In the last `yarlp`

blog post, I ran Double Deep Q-Learning on Atari, which took around 1-1.5 days to train per Atari environment for 40M frames. I wanted to implement something faster, namely A2C (Advantage Actor Critic). It’s related to A3C by Mnih et al, 2016, without the asynchronous part.

A2C works like so:

- Create $N_e$ (16) environments that will execute in parallel.
- Execute rollouts for $N_s$ (5) time-steps in each environment.
- Calculate the discounted $N_s$-step returns, which we call $R$.
- Calculate the advantage with $A(s) = V(s) - R$ where $V(s)$ is a function that takes states as inputs and outputs a prediction for $R$
- Update a deep neural network according to the following loss: $\sum (R - V(s))^2 - log(\pi(s)) A(s)$, where $\pi(s)$ is the policy network that shares weights with $V(s)$ but outputs actions.
- Repeat

A2C is sample inefficient, meaning it doesn’t learn as quickly per frame compared to DDQN. But A2C can train on 40M frames within a couple of hours with 16 threads compared to 1-1.5 days, solving environments like Pong and Breakout a lot faster. The learning curves by frames (left) and by wall-clock time (right) are shown below.

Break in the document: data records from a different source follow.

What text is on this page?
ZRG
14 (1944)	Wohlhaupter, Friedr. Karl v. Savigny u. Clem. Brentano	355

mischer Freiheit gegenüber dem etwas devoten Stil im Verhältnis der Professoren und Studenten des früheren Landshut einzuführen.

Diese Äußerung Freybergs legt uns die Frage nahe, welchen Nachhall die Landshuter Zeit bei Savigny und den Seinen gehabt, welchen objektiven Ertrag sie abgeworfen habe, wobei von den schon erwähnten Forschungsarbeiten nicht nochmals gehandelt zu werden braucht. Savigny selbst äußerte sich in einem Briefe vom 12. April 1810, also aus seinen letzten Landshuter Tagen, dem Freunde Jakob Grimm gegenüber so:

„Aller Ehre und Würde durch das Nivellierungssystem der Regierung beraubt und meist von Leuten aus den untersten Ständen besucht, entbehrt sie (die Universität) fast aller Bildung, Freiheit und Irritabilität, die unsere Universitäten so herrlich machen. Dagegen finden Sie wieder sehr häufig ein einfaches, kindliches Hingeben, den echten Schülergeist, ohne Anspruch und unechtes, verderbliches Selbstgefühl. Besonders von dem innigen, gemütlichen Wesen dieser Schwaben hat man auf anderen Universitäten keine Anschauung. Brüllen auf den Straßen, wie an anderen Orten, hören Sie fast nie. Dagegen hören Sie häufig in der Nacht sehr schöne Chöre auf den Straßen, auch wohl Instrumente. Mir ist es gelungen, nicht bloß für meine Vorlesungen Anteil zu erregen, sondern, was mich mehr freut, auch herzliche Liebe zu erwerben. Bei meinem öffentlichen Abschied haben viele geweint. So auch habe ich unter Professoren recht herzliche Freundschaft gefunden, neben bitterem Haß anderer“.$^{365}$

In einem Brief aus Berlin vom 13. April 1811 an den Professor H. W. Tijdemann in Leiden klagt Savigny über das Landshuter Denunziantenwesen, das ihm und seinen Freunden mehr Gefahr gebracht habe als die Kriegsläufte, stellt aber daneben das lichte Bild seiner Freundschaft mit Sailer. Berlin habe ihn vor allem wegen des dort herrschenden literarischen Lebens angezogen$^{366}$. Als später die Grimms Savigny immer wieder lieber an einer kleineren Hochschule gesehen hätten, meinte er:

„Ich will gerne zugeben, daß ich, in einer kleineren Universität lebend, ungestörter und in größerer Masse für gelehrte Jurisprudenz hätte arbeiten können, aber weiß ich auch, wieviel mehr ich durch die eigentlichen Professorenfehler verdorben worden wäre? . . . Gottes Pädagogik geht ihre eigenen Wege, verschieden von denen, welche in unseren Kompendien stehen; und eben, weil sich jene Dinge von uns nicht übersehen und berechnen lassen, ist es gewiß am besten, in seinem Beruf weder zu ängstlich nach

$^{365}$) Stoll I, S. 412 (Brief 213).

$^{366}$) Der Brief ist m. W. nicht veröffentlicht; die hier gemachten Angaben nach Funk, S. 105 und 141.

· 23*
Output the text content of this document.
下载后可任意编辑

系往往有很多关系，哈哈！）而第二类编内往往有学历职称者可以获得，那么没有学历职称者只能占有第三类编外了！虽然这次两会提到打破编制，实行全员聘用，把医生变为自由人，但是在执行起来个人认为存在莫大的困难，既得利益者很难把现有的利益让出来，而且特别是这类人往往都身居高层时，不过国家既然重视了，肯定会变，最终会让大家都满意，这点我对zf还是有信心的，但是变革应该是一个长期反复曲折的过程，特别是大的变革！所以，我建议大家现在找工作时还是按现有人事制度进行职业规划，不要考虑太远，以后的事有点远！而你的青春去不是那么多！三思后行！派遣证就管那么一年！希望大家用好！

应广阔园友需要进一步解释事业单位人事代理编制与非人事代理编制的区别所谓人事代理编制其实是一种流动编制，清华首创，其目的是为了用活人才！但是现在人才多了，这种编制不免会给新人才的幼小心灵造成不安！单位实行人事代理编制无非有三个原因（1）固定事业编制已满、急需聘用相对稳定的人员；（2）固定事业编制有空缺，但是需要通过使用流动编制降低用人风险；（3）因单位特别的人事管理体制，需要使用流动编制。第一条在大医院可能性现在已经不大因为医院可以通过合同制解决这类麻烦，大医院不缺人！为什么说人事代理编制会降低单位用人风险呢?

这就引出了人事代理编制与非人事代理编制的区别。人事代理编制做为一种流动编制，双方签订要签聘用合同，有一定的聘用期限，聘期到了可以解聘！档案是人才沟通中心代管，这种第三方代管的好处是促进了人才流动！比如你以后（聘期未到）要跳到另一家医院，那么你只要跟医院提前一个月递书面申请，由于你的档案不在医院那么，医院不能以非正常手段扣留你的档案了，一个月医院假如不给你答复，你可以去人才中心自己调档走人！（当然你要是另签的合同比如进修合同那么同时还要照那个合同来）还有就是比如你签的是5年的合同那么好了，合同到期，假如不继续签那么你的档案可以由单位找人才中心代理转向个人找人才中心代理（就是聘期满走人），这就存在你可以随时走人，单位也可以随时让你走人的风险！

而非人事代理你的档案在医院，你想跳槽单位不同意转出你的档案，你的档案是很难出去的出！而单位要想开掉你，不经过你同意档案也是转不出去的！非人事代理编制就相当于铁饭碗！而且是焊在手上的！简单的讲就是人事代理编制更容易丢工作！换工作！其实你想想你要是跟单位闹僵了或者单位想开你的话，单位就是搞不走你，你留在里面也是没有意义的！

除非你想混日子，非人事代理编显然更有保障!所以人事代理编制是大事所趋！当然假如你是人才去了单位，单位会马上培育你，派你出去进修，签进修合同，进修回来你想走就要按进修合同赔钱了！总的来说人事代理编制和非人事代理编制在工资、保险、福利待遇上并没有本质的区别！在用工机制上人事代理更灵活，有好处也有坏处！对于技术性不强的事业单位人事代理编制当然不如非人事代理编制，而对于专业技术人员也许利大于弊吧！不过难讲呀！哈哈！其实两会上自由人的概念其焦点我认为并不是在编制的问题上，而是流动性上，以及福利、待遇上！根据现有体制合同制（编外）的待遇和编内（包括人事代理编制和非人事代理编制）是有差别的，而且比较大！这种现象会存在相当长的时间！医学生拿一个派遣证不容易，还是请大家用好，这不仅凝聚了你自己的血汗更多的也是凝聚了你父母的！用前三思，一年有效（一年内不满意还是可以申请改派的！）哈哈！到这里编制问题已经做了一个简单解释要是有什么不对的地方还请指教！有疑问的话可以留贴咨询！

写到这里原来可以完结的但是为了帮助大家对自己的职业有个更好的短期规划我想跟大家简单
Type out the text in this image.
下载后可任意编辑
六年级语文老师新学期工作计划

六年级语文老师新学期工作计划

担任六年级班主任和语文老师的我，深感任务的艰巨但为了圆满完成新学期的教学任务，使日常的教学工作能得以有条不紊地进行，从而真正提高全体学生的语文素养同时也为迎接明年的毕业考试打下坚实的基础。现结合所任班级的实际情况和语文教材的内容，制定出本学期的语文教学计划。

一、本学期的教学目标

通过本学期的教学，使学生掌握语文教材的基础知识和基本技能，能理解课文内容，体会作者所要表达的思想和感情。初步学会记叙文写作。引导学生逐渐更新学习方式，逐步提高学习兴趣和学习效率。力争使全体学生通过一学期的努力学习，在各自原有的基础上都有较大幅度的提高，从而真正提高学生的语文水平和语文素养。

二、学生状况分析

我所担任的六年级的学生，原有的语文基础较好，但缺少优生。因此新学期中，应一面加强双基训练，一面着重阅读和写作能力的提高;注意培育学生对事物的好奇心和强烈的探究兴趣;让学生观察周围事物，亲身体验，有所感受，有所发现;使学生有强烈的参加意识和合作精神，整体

I added an implementation of A2C to `yarlp`

.

You may be thinking, why not add experience replay to A2C to make it more sample efficient? And while we’re at it, why not add some trust-region update as well? I think this turns out to be ACER, which I don’t think I’ll implement (it has a lot of moving parts).

I have recently read and really appreciate Ben Recht’s posts on An Outsider’s Tour of of Reinforcement Learning. Recht’s students recently published a paper showing that random search with linear policies can perform as well as, if not better than TRPO. I hope RL algos stay simple and become more stable!